Her shifting positions also had a potential impact on schools that were recruiting but Anderson said she had developed a solid relationship with Blue Mountain College Reid Gann, who followed her progress and her position change and maintained an interest in having Mackenzie come to Mississippi.
Anderson toured the school virtually and said the more she spoke with Coach Gann the more she liked his philosophy and his approach to volleyball.
She said growing up on a ranch in Western Nebraska, going some place new and different really appealed to her and she wanted the chance to experience things she wouldn’t get to in Nebraska.
“It’s also pretty cool I’m going to a school that has a T.V. series,” she said in reference to the fictional television series “Blue Mountain State” and its football team the Mountain Goats. Her new real team, the Toppers, play in the TranSouth Athletic Conference.
Mackenzie said she knew making the transition from playing high school volleyball to college would be a big transition but she wasn’t prepared for the level of commitment needed from a physical standpoint.
“When Coach Kobza first recruited me she said there would be hard workouts, but I was not expecting Olympic training,” she said. “I was training harder than my friends who went Division I.”

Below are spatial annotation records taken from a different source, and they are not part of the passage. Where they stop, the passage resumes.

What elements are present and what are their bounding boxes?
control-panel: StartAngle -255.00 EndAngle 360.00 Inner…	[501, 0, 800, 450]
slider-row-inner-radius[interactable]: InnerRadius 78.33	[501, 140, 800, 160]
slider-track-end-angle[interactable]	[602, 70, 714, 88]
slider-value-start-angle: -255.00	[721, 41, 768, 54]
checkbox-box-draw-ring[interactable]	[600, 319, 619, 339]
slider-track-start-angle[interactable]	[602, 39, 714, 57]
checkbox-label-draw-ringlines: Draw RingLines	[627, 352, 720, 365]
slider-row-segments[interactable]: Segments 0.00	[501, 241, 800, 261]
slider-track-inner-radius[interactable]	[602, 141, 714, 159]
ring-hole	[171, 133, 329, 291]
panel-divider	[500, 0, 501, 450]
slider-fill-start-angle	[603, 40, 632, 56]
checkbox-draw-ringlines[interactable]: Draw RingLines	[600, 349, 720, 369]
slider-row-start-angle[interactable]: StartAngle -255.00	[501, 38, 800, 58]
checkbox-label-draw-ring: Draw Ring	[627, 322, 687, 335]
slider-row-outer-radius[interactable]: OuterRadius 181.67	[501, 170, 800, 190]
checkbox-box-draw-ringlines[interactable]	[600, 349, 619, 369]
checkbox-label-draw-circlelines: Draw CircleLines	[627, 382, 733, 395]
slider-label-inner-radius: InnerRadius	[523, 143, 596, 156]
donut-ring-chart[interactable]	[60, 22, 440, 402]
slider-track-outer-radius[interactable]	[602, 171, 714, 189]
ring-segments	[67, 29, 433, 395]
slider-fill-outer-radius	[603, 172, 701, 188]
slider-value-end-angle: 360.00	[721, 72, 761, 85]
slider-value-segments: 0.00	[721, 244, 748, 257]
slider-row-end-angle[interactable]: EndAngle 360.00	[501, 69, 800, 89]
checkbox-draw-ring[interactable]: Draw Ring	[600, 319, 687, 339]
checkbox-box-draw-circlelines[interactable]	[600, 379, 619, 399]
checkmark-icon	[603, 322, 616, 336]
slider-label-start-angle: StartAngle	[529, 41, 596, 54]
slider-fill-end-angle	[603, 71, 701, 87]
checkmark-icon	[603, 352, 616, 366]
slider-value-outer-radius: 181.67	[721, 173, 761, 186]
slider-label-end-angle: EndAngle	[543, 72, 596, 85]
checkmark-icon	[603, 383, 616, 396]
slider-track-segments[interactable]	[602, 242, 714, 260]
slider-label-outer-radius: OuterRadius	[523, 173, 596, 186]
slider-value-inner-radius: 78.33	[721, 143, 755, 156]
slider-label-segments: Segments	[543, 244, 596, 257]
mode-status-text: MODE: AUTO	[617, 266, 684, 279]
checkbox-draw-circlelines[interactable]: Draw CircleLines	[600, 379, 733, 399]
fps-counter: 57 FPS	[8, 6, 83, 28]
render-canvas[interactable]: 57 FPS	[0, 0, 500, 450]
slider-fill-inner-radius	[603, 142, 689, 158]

But like her teammates, they saw that their hard work has paid off and now five of the six sophomores have signed on continue playing volleyball at four year schools and the sixth is contemplating offers.
“That’s why you come to McCook. If you want to go on to play at a four-year school, this is where you come to get better as an all-around player,” she said.
“For us success isn’t about making it to the national tournament it’s about getting our sophomores to the next level,” Kobza said. “That’s how I recruit players. At the end of the day if these players get to go on to a four-year institution and get to continue to play volleyball and continue with their education, that’s where we have succeed.”
Anderson said she is going to miss playing with group of girls and is sad but also happy that everyone is getting the opportunity to go on and play another three years.
She is expecting to graduate in May with her Associates Degree and will continue pursuing classes in business. This week she received notice that she received a summer internship with KNEB radio in Scottsbluff.
In addition to missing all the quality time with her teammates and coaches, she’s going to miss the community.
“I just think that it’s really cool like if we got out to Wal-Mart that people will recognize us and say ‘hey you’re on the volleyball team,’” she said.
She fondly remembers being invited to the skating rink last fall and later enjoying s’mores at a bonfire and said she loved being part of a small community.
Anderson’s two years at MCC certainly had an impact on Kobza.
“After coaching Mackenzie in the middle, I’ve kind of got a different theory on middles: You don’t need somebody that’s six foot, if you have someone who is 5-7, 5-8, and spunky and quick and has a good attitude and they want to be on the court and pound balls, put them there,” she said.